The group's formation comes at a time that the Obama administration is under increasing pressure to take action to combat soaring gas prices. Last week, a group of 17 Democrats sent the president a letter urging him to release oil from the federal Strategic Petroleum Reserve, citing the continued unrest in the Middle East as a cause for action and calling the reserve "the only tool we possess which can counter supply disruptions and combat crippling price spikes in the short term."
However, the president has been reluctant to tap the reserve, saying it is available only for emergencies.
Northwestern University professor Laurel Harbridge says the formation of the investigative group is a way for the president to take control of the situation without taking more extreme steps.

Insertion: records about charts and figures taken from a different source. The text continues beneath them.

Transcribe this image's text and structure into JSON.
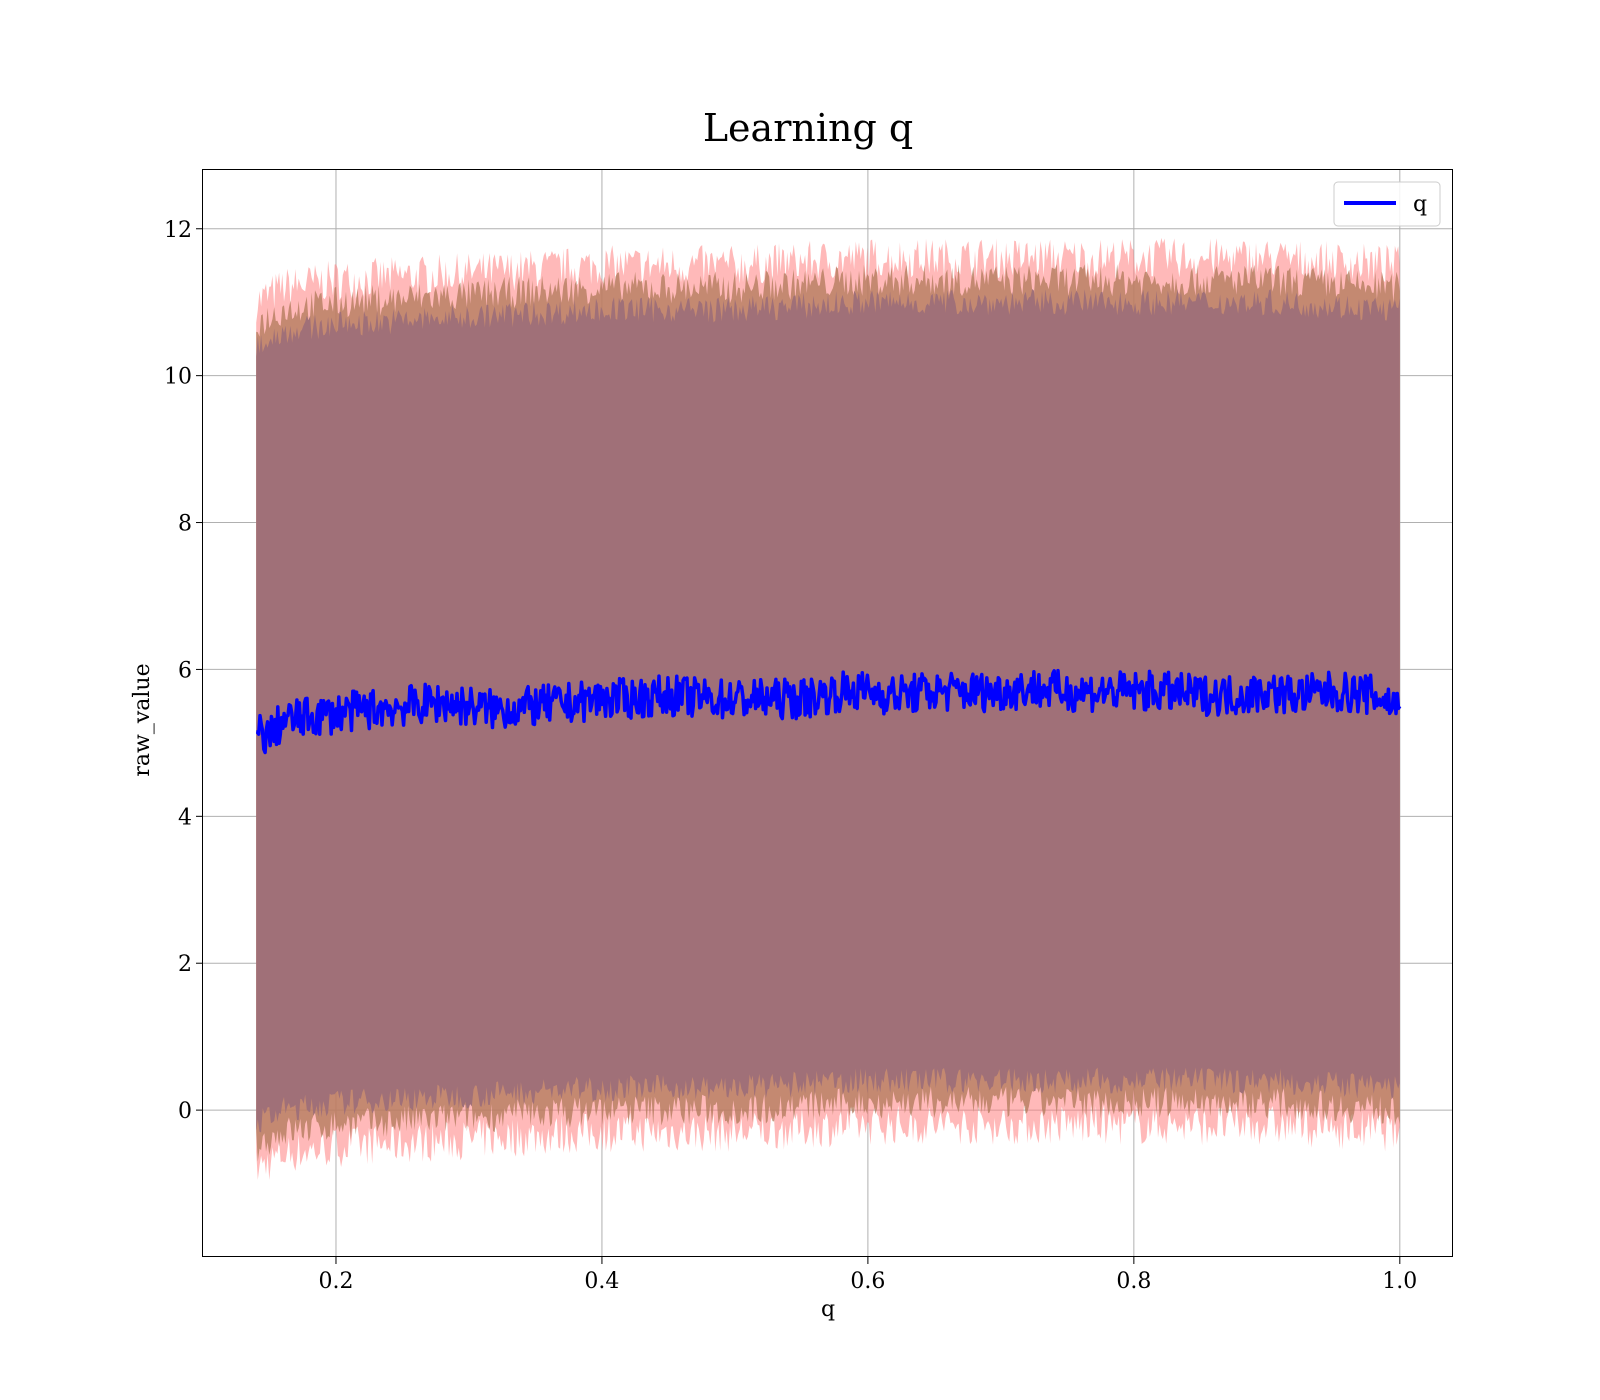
{
  "chart_data": {
    "type": "line",
    "title": "Learning q",
    "xlabel": "q",
    "ylabel": "raw_value",
    "xlim": [
      0.1,
      1.04
    ],
    "ylim": [
      -2.0,
      12.8
    ],
    "xticks": [
      0.2,
      0.4,
      0.6,
      0.8,
      1.0
    ],
    "xtick_labels": [
      "0.2",
      "0.4",
      "0.6",
      "0.8",
      "1.0"
    ],
    "yticks": [
      0,
      2,
      4,
      6,
      8,
      10,
      12
    ],
    "ytick_labels": [
      "0",
      "2",
      "4",
      "6",
      "8",
      "10",
      "12"
    ],
    "grid": true,
    "legend_position": "top-right",
    "colors": {
      "line": "#0000ff",
      "band_outer": "#ff7f7f",
      "band_mid": "#b07a5a",
      "band_inner": "#a07078",
      "grid": "#b0b0b0"
    },
    "series": [
      {
        "name": "q",
        "x": [
          0.14,
          0.15,
          0.16,
          0.18,
          0.2,
          0.22,
          0.25,
          0.28,
          0.3,
          0.32,
          0.35,
          0.38,
          0.4,
          0.42,
          0.45,
          0.48,
          0.5,
          0.52,
          0.55,
          0.58,
          0.6,
          0.62,
          0.65,
          0.68,
          0.7,
          0.72,
          0.75,
          0.78,
          0.8,
          0.82,
          0.85,
          0.88,
          0.9,
          0.92,
          0.95,
          0.98,
          1.0
        ],
        "values": [
          5.15,
          5.1,
          5.3,
          5.35,
          5.4,
          5.45,
          5.5,
          5.55,
          5.5,
          5.45,
          5.5,
          5.55,
          5.6,
          5.6,
          5.65,
          5.6,
          5.6,
          5.6,
          5.6,
          5.7,
          5.7,
          5.65,
          5.7,
          5.7,
          5.7,
          5.75,
          5.7,
          5.7,
          5.7,
          5.7,
          5.65,
          5.65,
          5.7,
          5.65,
          5.7,
          5.65,
          5.5
        ]
      }
    ],
    "bands": [
      {
        "x": [
          0.14,
          0.16,
          0.2,
          0.3,
          0.4,
          0.5,
          0.6,
          0.7,
          0.8,
          0.9,
          1.0
        ],
        "lower": [
          -0.8,
          -0.6,
          -0.5,
          -0.4,
          -0.3,
          -0.3,
          -0.2,
          -0.2,
          -0.2,
          -0.2,
          -0.3
        ],
        "upper": [
          11.0,
          11.2,
          11.3,
          11.4,
          11.5,
          11.5,
          11.6,
          11.6,
          11.6,
          11.6,
          11.5
        ]
      },
      {
        "x": [
          0.14,
          0.16,
          0.2,
          0.3,
          0.4,
          0.5,
          0.6,
          0.7,
          0.8,
          0.9,
          1.0
        ],
        "lower": [
          -0.5,
          -0.3,
          -0.2,
          -0.1,
          0.0,
          0.0,
          0.1,
          0.1,
          0.1,
          0.1,
          0.0
        ],
        "upper": [
          10.7,
          10.9,
          11.0,
          11.1,
          11.2,
          11.2,
          11.3,
          11.3,
          11.3,
          11.3,
          11.2
        ]
      },
      {
        "x": [
          0.14,
          0.16,
          0.2,
          0.3,
          0.4,
          0.5,
          0.6,
          0.7,
          0.8,
          0.9,
          1.0
        ],
        "lower": [
          -0.2,
          0.0,
          0.1,
          0.2,
          0.3,
          0.3,
          0.4,
          0.4,
          0.4,
          0.4,
          0.3
        ],
        "upper": [
          10.4,
          10.6,
          10.7,
          10.8,
          10.9,
          10.9,
          11.0,
          11.0,
          11.0,
          11.0,
          10.9
        ]
      }
    ]
  }
}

"Doing something that suggests that there's at least the possibility that gas prices are high because of manipulation or something like that kind of turns the high gas prices into something that he's combating and he's against rather than either a problem that can't be dealt with or something that's due to domestic policy decisions," Harbridge said.
Obama's comments came at the start of his third town hall meeting on the budget this week, and the second on a three-day West Coast swing that includes two stops in California. At the Reno event, he also called for ending tax incentives for oil companies and instead investing in clean energy.